Les deux sites abritent trois troupeaux : des vaches, évidemment, laitières et allaitantes, et des ovins. Leur alimentation est basée sur l’herbe, mais les laitières reçoivent un peu de maïs. On est loin des feed lots, qui suscitent ici la critique et jettent l’opprobre sur tout l’élevage du Mercosur. En Uruguay, cette façon de faire représente un pourcentage dérisoire de la production. L’ensemble est suivi par deux responsables d’exploitation, quatre ouvriers et un ingénieur agronome. Un vétérinaire, le docteur Jorge Bonino Morlan, veille au bon état sanitaire des trois cheptels.

Un suivi sanitaire pointu

Plus encore que les bovins, c’est le troupeau de moutons corriedale qui fait la fierté de la ferme. La race est originaire d’Australie et de Nouvelle-Zélande. Le cheptel comprend 305 béliers reproducteurs et 2 405 brebis, pour un troupeau global de 5 589 têtes. En plus de la viande, les éleveurs produisent de la laine. La tonte se fait en hiver, entre la mi-juillet et la mi-août. Chaque animal en donne, en moyenne, 4,3 kg, pour une production de 25 941 kg l’an dernier, avec un diamètre moyen des fibres de 28,1 micron.

Côté sanitaire, le principal problème reste le parasitisme. Des analyses coprologiques sont effectuées régulièrement. En décembre-janvier, pendant l’été de l’hémisphère Sud, les moutons sont baignés pour être traités contre les poux et les parasites externes.
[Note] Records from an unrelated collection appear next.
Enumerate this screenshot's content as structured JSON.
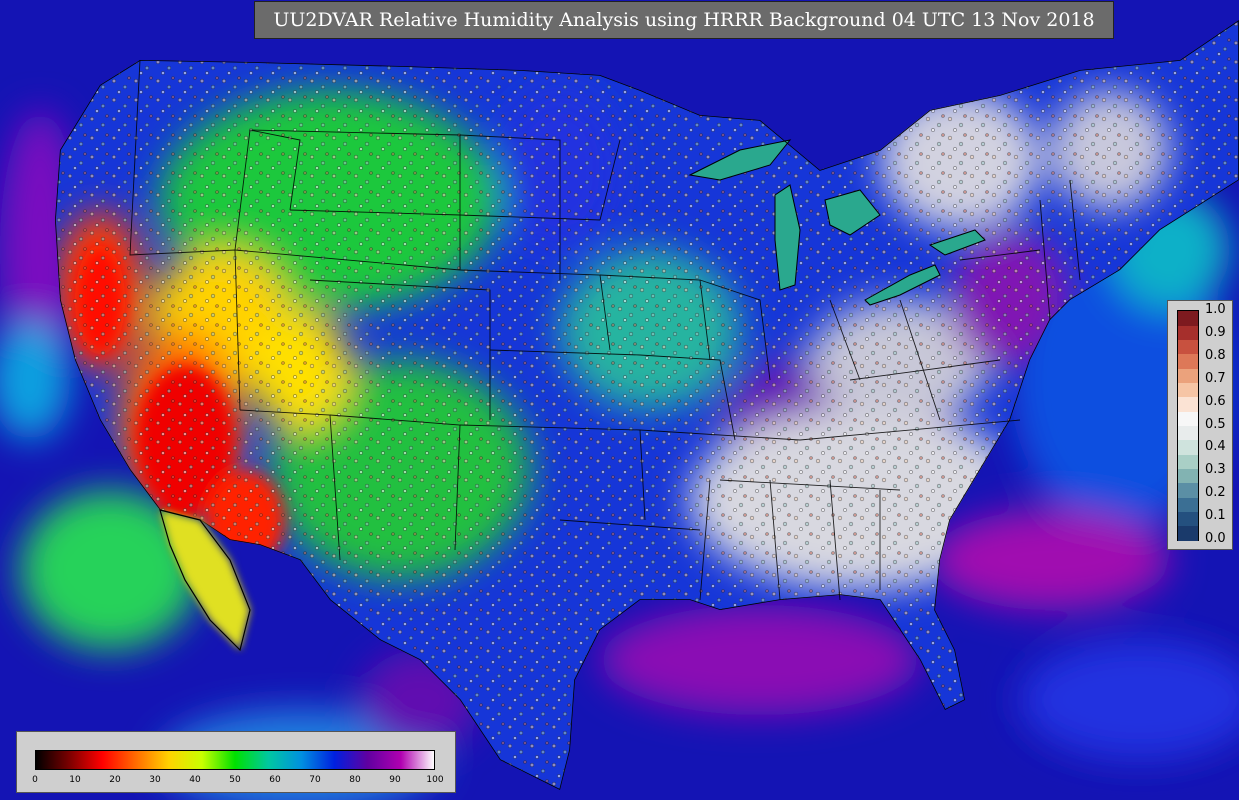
{
  "title": "UU2DVAR Relative Humidity Analysis using HRRR Background 04 UTC 13 Nov 2018",
  "increment_legend": {
    "ticks": [
      "1.0",
      "0.9",
      "0.8",
      "0.7",
      "0.6",
      "0.5",
      "0.4",
      "0.3",
      "0.2",
      "0.1",
      "0.0"
    ],
    "colors": [
      "#1a3a6b",
      "#24507f",
      "#3b6f94",
      "#5b8fa5",
      "#82b3b2",
      "#a9cfc6",
      "#cfe3dd",
      "#e8ecec",
      "#f7f7f7",
      "#fbe3d4",
      "#f6c5a5",
      "#eba27c",
      "#dd7858",
      "#c8513f",
      "#a62f2c",
      "#7d1a1f"
    ]
  },
  "rh_legend": {
    "ticks": [
      "0",
      "10",
      "20",
      "30",
      "40",
      "50",
      "60",
      "70",
      "80",
      "90",
      "100"
    ],
    "stops": [
      "#000000",
      "#7a0000",
      "#ff0000",
      "#ff6a00",
      "#ffd200",
      "#c8ff00",
      "#00e000",
      "#00c8a0",
      "#0090e0",
      "#0020e0",
      "#6000a0",
      "#b000b0",
      "#ffffff"
    ]
  }
}
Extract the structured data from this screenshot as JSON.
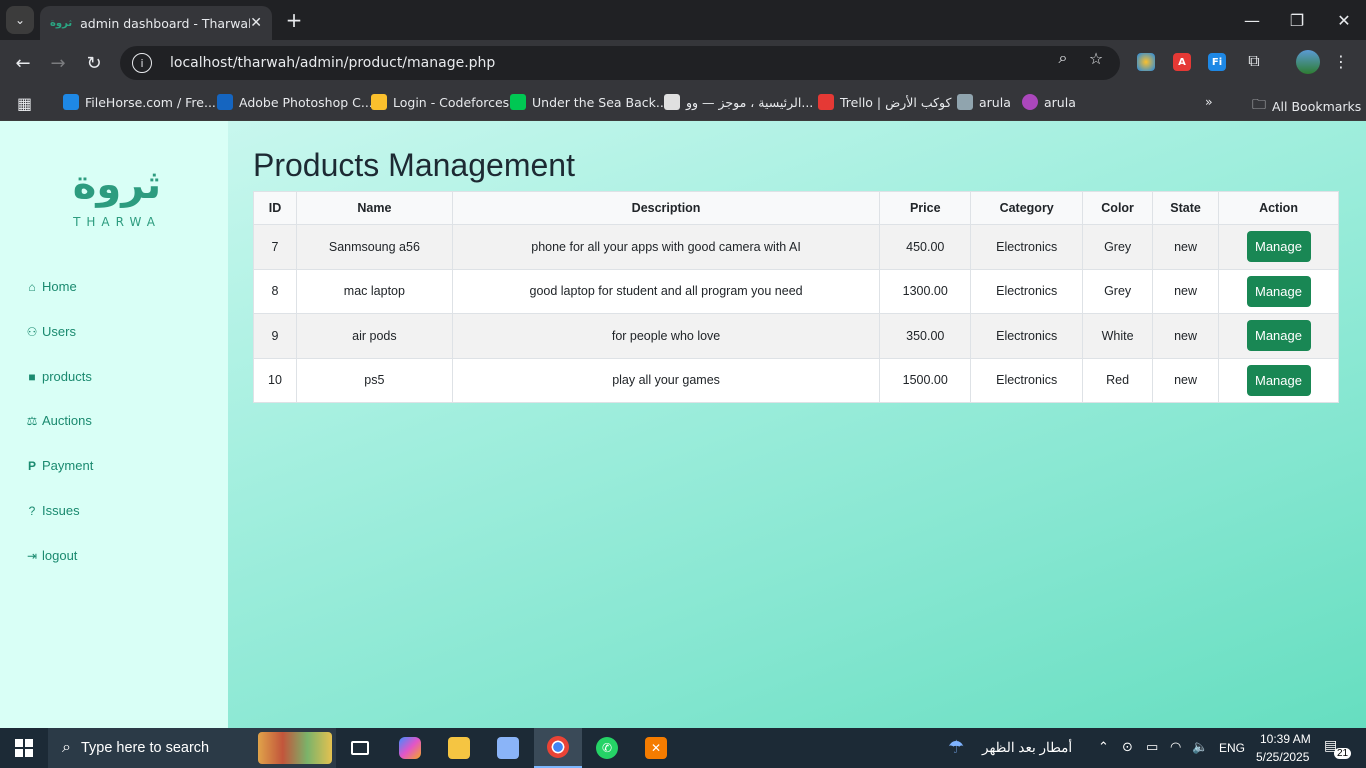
{
  "browser": {
    "tab_title": "admin dashboard - TharwahStore",
    "tab_favicon": "ثروة",
    "url": "localhost/tharwah/admin/product/manage.php",
    "bookmarks": [
      {
        "label": "FileHorse.com / Fre...",
        "color": "#1e88e5"
      },
      {
        "label": "Adobe Photoshop C...",
        "color": "#1565c0"
      },
      {
        "label": "Login - Codeforces",
        "color": "#fbc02d"
      },
      {
        "label": "Under the Sea Back...",
        "color": "#00c853"
      },
      {
        "label": "الرئيسية ، موجز — وو...",
        "color": "#e0e0e0"
      },
      {
        "label": "Trello | كوكب الأرض",
        "color": "#e53935"
      },
      {
        "label": "arula",
        "color": "#90a4ae"
      },
      {
        "label": "arula",
        "color": "#ab47bc"
      }
    ],
    "all_bookmarks": "All Bookmarks"
  },
  "sidebar": {
    "logo_arabic": "ثروة",
    "logo_text": "THARWA",
    "items": [
      {
        "label": "Home",
        "icon": "home-icon"
      },
      {
        "label": "Users",
        "icon": "users-icon"
      },
      {
        "label": "products",
        "icon": "bag-icon"
      },
      {
        "label": "Auctions",
        "icon": "gavel-icon"
      },
      {
        "label": "Payment",
        "icon": "paypal-icon"
      },
      {
        "label": "Issues",
        "icon": "question-icon"
      },
      {
        "label": "logout",
        "icon": "logout-icon"
      }
    ]
  },
  "main": {
    "title": "Products Management",
    "columns": [
      "ID",
      "Name",
      "Description",
      "Price",
      "Category",
      "Color",
      "State",
      "Action"
    ],
    "rows": [
      {
        "id": "7",
        "name": "Sanmsoung a56",
        "description": "phone for all your apps with good camera with AI",
        "price": "450.00",
        "category": "Electronics",
        "color": "Grey",
        "state": "new",
        "action": "Manage"
      },
      {
        "id": "8",
        "name": "mac laptop",
        "description": "good laptop for student and all program you need",
        "price": "1300.00",
        "category": "Electronics",
        "color": "Grey",
        "state": "new",
        "action": "Manage"
      },
      {
        "id": "9",
        "name": "air pods",
        "description": "for people who love",
        "price": "350.00",
        "category": "Electronics",
        "color": "White",
        "state": "new",
        "action": "Manage"
      },
      {
        "id": "10",
        "name": "ps5",
        "description": "play all your games",
        "price": "1500.00",
        "category": "Electronics",
        "color": "Red",
        "state": "new",
        "action": "Manage"
      }
    ]
  },
  "taskbar": {
    "search_placeholder": "Type here to search",
    "weather": "أمطار بعد الظهر",
    "language": "ENG",
    "time": "10:39 AM",
    "date": "5/25/2025",
    "notifications": "21"
  }
}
Simultanément, ils sont vaccinés contre l’ecthyma et la coccidiose. « Du fait de la taille du troupeau, les contrôles sont les plus rationalisés possible, indique le vétérinaire. Nous avons mis en place une politique préventive pour éviter les problèmes. »

L’élevage est équipé de systèmes de contention, de bains, de petites constructions facilitant l’examen des animaux, ou leur éventuelle mise en quarantaine. Il est également doté d’une bonne génétique, avec des critères de sélection qui portent en priorité sur la qualité de la laine, sa couleur, la plus blanche possible, et la qualité des aplombs. « Nous vendons des reproducteurs, explique Alejandro Tedesco. C’est aussi une raison pour laquelle nous travaillons beaucoup sur la génétique. »

L’Europe en ligne de mire

Les deux exploitations abritent 54 taureaux et plus de 2 000 vaches, une moitié d’allaitantes, l’autre de laitières. Pour les premières, la mise à la reproduction se fait à l’âge de deux ans. Elle se déroule de novembre à janvier, avec un taux de reproduction de 88 %. Les veaux sont retirés pour le sevrage à deux mois et 60 kg. « Afin de laisser aux mères le temps de récupérer avant d’être à nouveau mises à la reproduction », explique l’éleveur. Le cheptel est constitué de deux races d’origine anglaise, polled hereford et angus. Là encore, un suivi génétique est assuré depuis 2006 pour les deux.

Quant aux laitières, il s’agit de la race hollandaise, la plus répandue en Uruguay. La production globale atteint 1,22 million de litres par an et une moyenne de 22 litres par vache et par jour. Là encore, Alejandro et Ignacio Tedesco recherchent la performance. L’élevage est inscrit au contrôle laitier depuis plus de vingt ans.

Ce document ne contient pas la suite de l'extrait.